An application of Zero-One Inflated Beta regression models for predicting health insurance reimbursement

TL;DR

This paper introduces a Zero-One Inflated Beta regression model using GAMLSS to predict health insurance reimbursements, capturing the complex distribution of reimbursement ratios influenced by contract limitations and risk factors.

Contribution

It proposes a novel GAMLSS-based regression approach for modeling reimbursement ratios with zero-one inflation, improving dependency analysis over traditional Monte Carlo methods.

Findings

The model effectively captures the mixture distribution of reimbursement ratios.

It provides a dependency structure between reimbursements and limitations.

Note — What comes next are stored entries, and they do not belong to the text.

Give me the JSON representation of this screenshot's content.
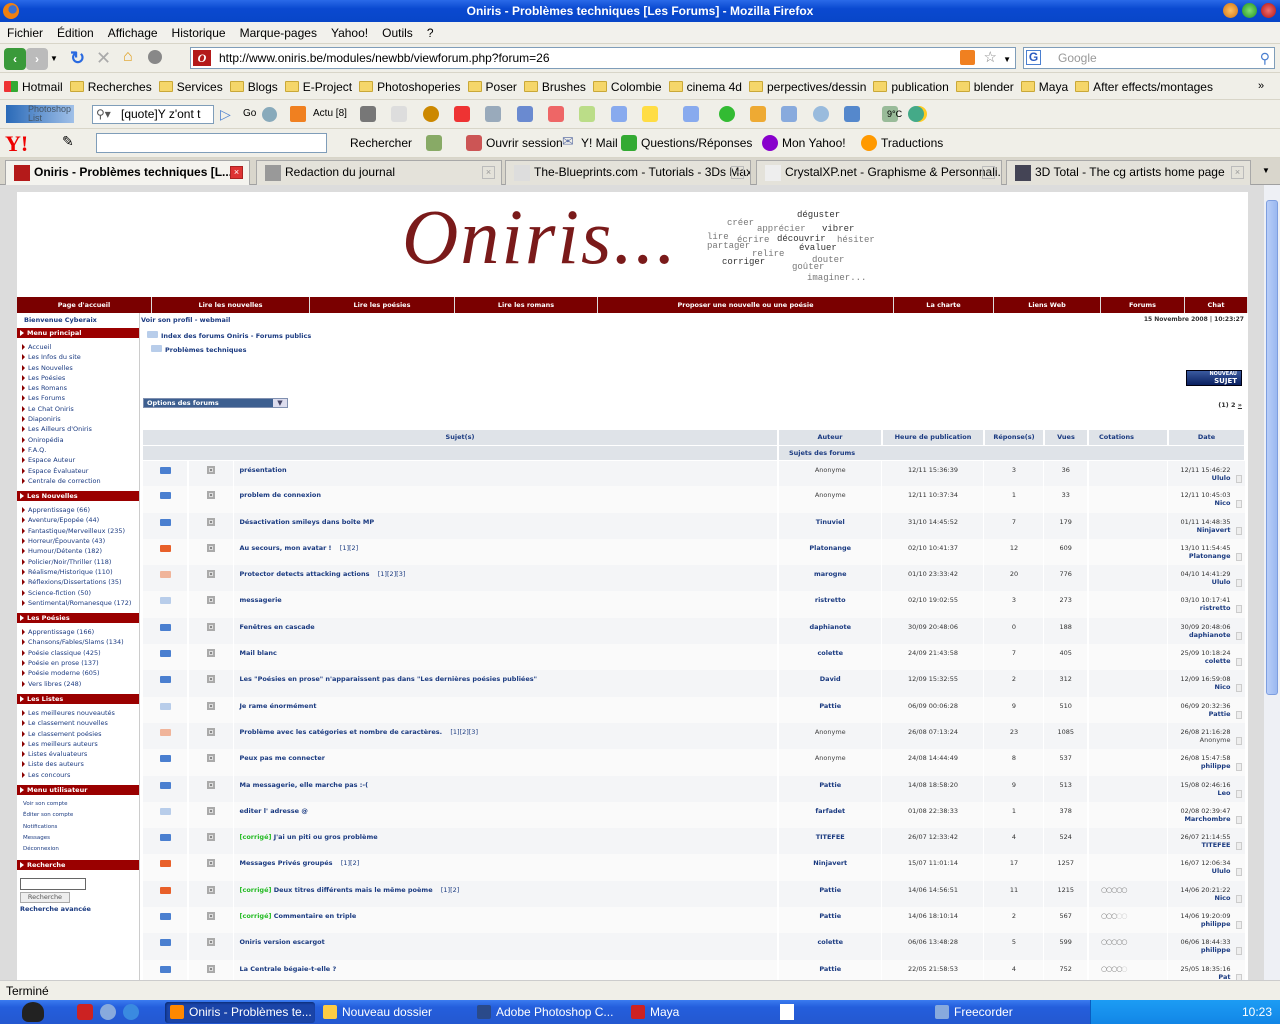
{
  "window": {
    "title": "Oniris - Problèmes techniques [Les Forums] - Mozilla Firefox"
  },
  "menu": [
    "Fichier",
    "Édition",
    "Affichage",
    "Historique",
    "Marque-pages",
    "Yahoo!",
    "Outils",
    "?"
  ],
  "nav": {
    "url": "http://www.oniris.be/modules/newbb/viewforum.php?forum=26",
    "search_placeholder": "Google"
  },
  "bookmarks": [
    "Hotmail",
    "Recherches",
    "Services",
    "Blogs",
    "E-Project",
    "Photoshoperies",
    "Poser",
    "Brushes",
    "Colombie",
    "cinema 4d",
    "perpectives/dessin",
    "publication",
    "blender",
    "Maya",
    "After effects/montages"
  ],
  "toolbar2": {
    "logo": "Photoshop List",
    "search_value": "[quote]Y z'ont t",
    "go": "Go",
    "actu": "Actu [8]",
    "weather": "9°C"
  },
  "yahoo": {
    "search": "Rechercher",
    "login": "Ouvrir session",
    "mail": "Y! Mail",
    "qa": "Questions/Réponses",
    "my": "Mon Yahoo!",
    "translate": "Traductions"
  },
  "tabs": [
    {
      "label": "Oniris - Problèmes techniques [L...",
      "active": true
    },
    {
      "label": "Redaction du journal"
    },
    {
      "label": "The-Blueprints.com - Tutorials - 3Ds Max"
    },
    {
      "label": "CrystalXP.net - Graphisme & Personnali..."
    },
    {
      "label": "3D Total - The cg artists home page"
    }
  ],
  "site": {
    "logo": "Oniris...",
    "logo_words": [
      "déguster",
      "créer",
      "apprécier",
      "vibrer",
      "lire",
      "écrire",
      "découvrir",
      "hésiter",
      "partager",
      "évaluer",
      "relire",
      "douter",
      "corriger",
      "goûter",
      "imaginer..."
    ],
    "topnav": [
      "Page d'accueil",
      "Lire les nouvelles",
      "Lire les poésies",
      "Lire les romans",
      "Proposer une nouvelle ou une poésie",
      "La charte",
      "Liens Web",
      "Forums",
      "Chat"
    ],
    "welcome": "Bienvenue Cyberaix",
    "sections": [
      {
        "title": "Menu principal",
        "items": [
          "Accueil",
          "Les Infos du site",
          "Les Nouvelles",
          "Les Poésies",
          "Les Romans",
          "Les Forums",
          "Le Chat Oniris",
          "Diaponiris",
          "Les Ailleurs d'Oniris",
          "Oniropédia",
          "F.A.Q.",
          "Espace Auteur",
          "Espace Évaluateur",
          "Centrale de correction"
        ]
      },
      {
        "title": "Les Nouvelles",
        "items": [
          "Apprentissage (66)",
          "Aventure/Epopée (44)",
          "Fantastique/Merveilleux (235)",
          "Horreur/Épouvante (43)",
          "Humour/Détente (182)",
          "Policier/Noir/Thriller (118)",
          "Réalisme/Historique (110)",
          "Réflexions/Dissertations (35)",
          "Science-fiction (50)",
          "Sentimental/Romanesque (172)"
        ]
      },
      {
        "title": "Les Poésies",
        "items": [
          "Apprentissage (166)",
          "Chansons/Fables/Slams (134)",
          "Poésie classique (425)",
          "Poésie en prose (137)",
          "Poésie moderne (605)",
          "Vers libres (248)"
        ]
      },
      {
        "title": "Les Listes",
        "items": [
          "Les meilleures nouveautés",
          "Le classement nouvelles",
          "Le classement poésies",
          "Les meilleurs auteurs",
          "Listes évaluateurs",
          "Liste des auteurs",
          "Les concours"
        ]
      },
      {
        "title": "Menu utilisateur",
        "items": [
          "Voir son compte",
          "Éditer son compte",
          "Notifications",
          "Messages",
          "Déconnexion"
        ],
        "small": true
      },
      {
        "title": "Recherche",
        "items": []
      }
    ],
    "search_button": "Recherche",
    "advanced_search": "Recherche avancée",
    "profile_links": "Voir son profil  - webmail",
    "datetime": "15 Novembre 2008 | 10:23:27",
    "breadcrumb": [
      "Index des forums Oniris - Forums publics",
      "Problèmes techniques"
    ],
    "new_topic": {
      "line1": "NOUVEAU",
      "line2": "SUJET"
    },
    "forum_options": "Options des forums",
    "pagination": {
      "current": "(1)",
      "next": "2",
      "more": "»"
    },
    "columns": [
      "Sujet(s)",
      "Auteur",
      "Heure de publication",
      "Réponse(s)",
      "Vues",
      "Cotations",
      "Date"
    ],
    "subheader": "Sujets des forums",
    "status_colors": {
      "new": "#4a7fd0",
      "hot": "#e8602a",
      "hot_read": "#f0b49a",
      "read": "#b8cdea"
    },
    "topics": [
      {
        "icon": "new",
        "tag": "",
        "title": "présentation",
        "pages": "",
        "author": "Anonyme",
        "anon": true,
        "posted": "12/11 15:36:39",
        "replies": "3",
        "views": "36",
        "rating": null,
        "last_date": "12/11 15:46:22",
        "last_by": "Ululo"
      },
      {
        "icon": "new",
        "tag": "",
        "title": "problem de connexion",
        "pages": "",
        "author": "Anonyme",
        "anon": true,
        "posted": "12/11 10:37:34",
        "replies": "1",
        "views": "33",
        "rating": null,
        "last_date": "12/11 10:45:03",
        "last_by": "Nico"
      },
      {
        "icon": "new",
        "tag": "",
        "title": "Désactivation smileys dans boîte MP",
        "pages": "",
        "author": "Tinuviel",
        "posted": "31/10 14:45:52",
        "replies": "7",
        "views": "179",
        "rating": null,
        "last_date": "01/11 14:48:35",
        "last_by": "Ninjavert"
      },
      {
        "icon": "hot",
        "tag": "",
        "title": "Au secours, mon avatar !",
        "pages": "[1][2]",
        "author": "Platonange",
        "posted": "02/10 10:41:37",
        "replies": "12",
        "views": "609",
        "rating": null,
        "last_date": "13/10 11:54:45",
        "last_by": "Platonange"
      },
      {
        "icon": "hot_read",
        "tag": "",
        "title": "Protector detects attacking actions",
        "pages": "[1][2][3]",
        "author": "marogne",
        "posted": "01/10 23:33:42",
        "replies": "20",
        "views": "776",
        "rating": null,
        "last_date": "04/10 14:41:29",
        "last_by": "Ululo"
      },
      {
        "icon": "read",
        "tag": "",
        "title": "messagerie",
        "pages": "",
        "author": "ristretto",
        "posted": "02/10 19:02:55",
        "replies": "3",
        "views": "273",
        "rating": null,
        "last_date": "03/10 10:17:41",
        "last_by": "ristretto"
      },
      {
        "icon": "new",
        "tag": "",
        "title": "Fenêtres en cascade",
        "pages": "",
        "author": "daphianote",
        "posted": "30/09 20:48:06",
        "replies": "0",
        "views": "188",
        "rating": null,
        "last_date": "30/09 20:48:06",
        "last_by": "daphianote"
      },
      {
        "icon": "new",
        "tag": "",
        "title": "Mail blanc",
        "pages": "",
        "author": "colette",
        "posted": "24/09 21:43:58",
        "replies": "7",
        "views": "405",
        "rating": null,
        "last_date": "25/09 10:18:24",
        "last_by": "colette"
      },
      {
        "icon": "new",
        "tag": "",
        "title": "Les \"Poésies en prose\" n'apparaissent pas dans \"Les dernières poésies publiées\"",
        "pages": "",
        "author": "David",
        "posted": "12/09 15:32:55",
        "replies": "2",
        "views": "312",
        "rating": null,
        "last_date": "12/09 16:59:08",
        "last_by": "Nico"
      },
      {
        "icon": "read",
        "tag": "",
        "title": "Je rame énormément",
        "pages": "",
        "author": "Pattie",
        "posted": "06/09 00:06:28",
        "replies": "9",
        "views": "510",
        "rating": null,
        "last_date": "06/09 20:32:36",
        "last_by": "Pattie"
      },
      {
        "icon": "hot_read",
        "tag": "",
        "title": "Problème avec les catégories et nombre de caractères.",
        "pages": "[1][2][3]",
        "author": "Anonyme",
        "anon": true,
        "posted": "26/08 07:13:24",
        "replies": "23",
        "views": "1085",
        "rating": null,
        "last_date": "26/08 21:16:28",
        "last_by": "Anonyme",
        "last_anon": true
      },
      {
        "icon": "new",
        "tag": "",
        "title": "Peux pas me connecter",
        "pages": "",
        "author": "Anonyme",
        "anon": true,
        "posted": "24/08 14:44:49",
        "replies": "8",
        "views": "537",
        "rating": null,
        "last_date": "26/08 15:47:58",
        "last_by": "philippe"
      },
      {
        "icon": "new",
        "tag": "",
        "title": "Ma messagerie, elle marche pas :-(",
        "pages": "",
        "author": "Pattie",
        "posted": "14/08 18:58:20",
        "replies": "9",
        "views": "513",
        "rating": null,
        "last_date": "15/08 02:46:16",
        "last_by": "Leo"
      },
      {
        "icon": "read",
        "tag": "",
        "title": "editer l' adresse @",
        "pages": "",
        "author": "farfadet",
        "posted": "01/08 22:38:33",
        "replies": "1",
        "views": "378",
        "rating": null,
        "last_date": "02/08 02:39:47",
        "last_by": "Marchombre"
      },
      {
        "icon": "new",
        "tag": "[corrigé]",
        "title": "J'ai un piti ou gros problème",
        "pages": "",
        "author": "TITEFEE",
        "posted": "26/07 12:33:42",
        "replies": "4",
        "views": "524",
        "rating": null,
        "last_date": "26/07 21:14:55",
        "last_by": "TITEFEE"
      },
      {
        "icon": "hot",
        "tag": "",
        "title": "Messages Privés groupés",
        "pages": "[1][2]",
        "author": "Ninjavert",
        "posted": "15/07 11:01:14",
        "replies": "17",
        "views": "1257",
        "rating": null,
        "last_date": "16/07 12:06:34",
        "last_by": "Ululo"
      },
      {
        "icon": "hot",
        "tag": "[corrigé]",
        "title": "Deux titres différents mais le même poème",
        "pages": "[1][2]",
        "author": "Pattie",
        "posted": "14/06 14:56:51",
        "replies": "11",
        "views": "1215",
        "rating": 5,
        "last_date": "14/06 20:21:22",
        "last_by": "Nico"
      },
      {
        "icon": "new",
        "tag": "[corrigé]",
        "title": "Commentaire en triple",
        "pages": "",
        "author": "Pattie",
        "posted": "14/06 18:10:14",
        "replies": "2",
        "views": "567",
        "rating": 3,
        "last_date": "14/06 19:20:09",
        "last_by": "philippe"
      },
      {
        "icon": "new",
        "tag": "",
        "title": "Oniris version escargot",
        "pages": "",
        "author": "colette",
        "posted": "06/06 13:48:28",
        "replies": "5",
        "views": "599",
        "rating": 5,
        "last_date": "06/06 18:44:33",
        "last_by": "philippe"
      },
      {
        "icon": "new",
        "tag": "",
        "title": "La Centrale bégaie-t-elle ?",
        "pages": "",
        "author": "Pattie",
        "posted": "22/05 21:58:53",
        "replies": "4",
        "views": "752",
        "rating": 4,
        "last_date": "25/05 18:35:16",
        "last_by": "Pat"
      }
    ]
  },
  "statusbar": "Terminé",
  "taskbar": {
    "items": [
      "Oniris - Problèmes te...",
      "Nouveau dossier",
      "Adobe Photoshop C...",
      "Maya",
      "Freecorder"
    ],
    "clock": "10:23"
  }
}
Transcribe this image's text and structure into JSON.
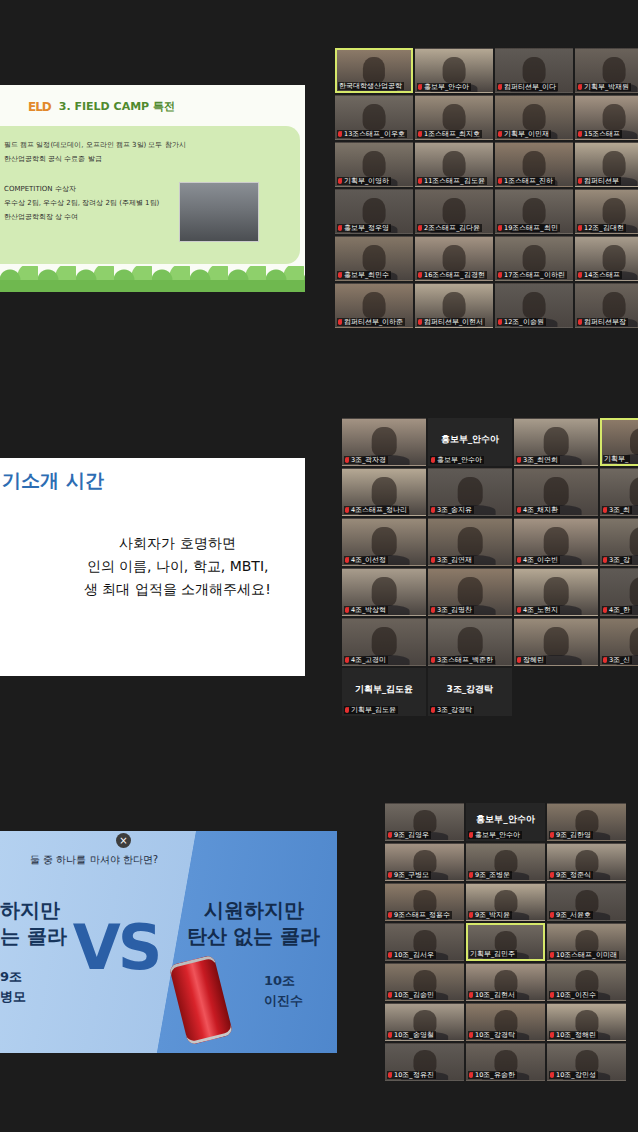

The approach offers a flexible alternative to Monte Carlo simulations.

Abstract

In actuarial practice the dependency between contract limitations (deductibles, copayments) and health care expenditures are measured by the application of the Monte Carlo simulation technique. We propose, for the same goal, an alternative approach based on Generalized Linear Model for Location, Scale and Shape (GAMLSS). We focus on the estimate of the ratio between the one-year reimbursement amount (after the effect of limitations) and the one year expenditure (before the effect of limitations). We suggest a regressive model to investigate the relation between this response variable and a set of covariates, such as limitations and other rating factors related to health risk. In this way a dependency structure between reimbursement and limitations is provided. The density function of the ratio is a mixture distribution, indeed it can continuously assume values mass at 0 and 1, in addition to the probability density within (0, 1) . This random variable does not belong to the exponential family, then an ordinary Generalized Linear Model is not suitable. GAMLSS introduces a probability structure compliant with the density of the response variable, in particular zero-one inflated beta density is assumed. The latter is a mixture between a Bernoulli distribution and a Beta distribution.